Many have already done the per-acre math, as the parties are not talking.
The consensus: New Forest acquired the Oklahoma block for a “robust” price, according to Fastmarkets RISI, while in Washington, three “less-robust” blocks nearly equal in size were split between Ecotrust and Campbell, both of which have landholdings in the area.
While specific per-parcel/per-acre valuations are not yet learned, close observers noted large spreads, likely lowest average for the northern piece, hampered by long hauls to market. A separate 6,000-acre block did not sell.
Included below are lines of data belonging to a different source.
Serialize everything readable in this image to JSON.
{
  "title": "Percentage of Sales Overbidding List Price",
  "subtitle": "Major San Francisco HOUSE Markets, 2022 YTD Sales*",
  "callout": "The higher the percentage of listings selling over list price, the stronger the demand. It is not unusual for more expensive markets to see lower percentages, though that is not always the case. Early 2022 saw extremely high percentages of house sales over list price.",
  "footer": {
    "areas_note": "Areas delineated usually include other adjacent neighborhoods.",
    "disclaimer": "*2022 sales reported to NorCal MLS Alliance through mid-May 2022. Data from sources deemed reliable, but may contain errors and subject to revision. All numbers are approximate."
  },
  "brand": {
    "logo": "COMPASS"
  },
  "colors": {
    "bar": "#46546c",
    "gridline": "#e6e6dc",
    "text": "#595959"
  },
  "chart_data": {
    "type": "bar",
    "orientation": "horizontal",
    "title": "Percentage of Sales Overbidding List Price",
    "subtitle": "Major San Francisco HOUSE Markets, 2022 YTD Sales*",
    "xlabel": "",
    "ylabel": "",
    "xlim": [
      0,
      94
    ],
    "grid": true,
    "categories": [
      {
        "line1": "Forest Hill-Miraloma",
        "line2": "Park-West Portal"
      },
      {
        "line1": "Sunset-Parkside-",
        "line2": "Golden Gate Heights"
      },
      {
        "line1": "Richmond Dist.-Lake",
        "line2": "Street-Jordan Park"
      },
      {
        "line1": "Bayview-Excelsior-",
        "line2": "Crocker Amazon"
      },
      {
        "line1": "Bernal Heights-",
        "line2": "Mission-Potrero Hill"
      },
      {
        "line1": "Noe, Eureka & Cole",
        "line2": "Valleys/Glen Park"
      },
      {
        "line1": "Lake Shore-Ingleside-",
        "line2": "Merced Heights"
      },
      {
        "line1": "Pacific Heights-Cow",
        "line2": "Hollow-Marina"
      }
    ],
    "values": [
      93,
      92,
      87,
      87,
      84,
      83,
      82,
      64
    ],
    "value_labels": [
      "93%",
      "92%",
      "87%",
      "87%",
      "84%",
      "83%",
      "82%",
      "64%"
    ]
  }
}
Sources agree: All three buyers will reconfigure their acquisitions into some form of a climate/carbon project, including reduced harvest.
Just one new timberland offer for 2025 provoked any market buzz in early December. It is Project Owl, Rice University’s roughly 50,000-acre pine forest in southwest Louisiana with two-round bids due in January and March.
It is overall “very attractive,” even “great,” sources told Fastmarkets RISI, as “good as any traditional industrial forestland portfolio in the South.” Only a few knocks against it were mentioned: A fire hurt the property last year, since replanted, and hurricanes impact the area over time.
Summed up, multiple Fastmarkets RISI sources in early December described US timberland transaction conditions as “dull” and “lackluster,” as too-few quality transactions occurred again this year.
It’s a “real struggle,” lacking a single “premier deal” occurring all year. This is primarily because owners have no compelling reason to let go quality positions.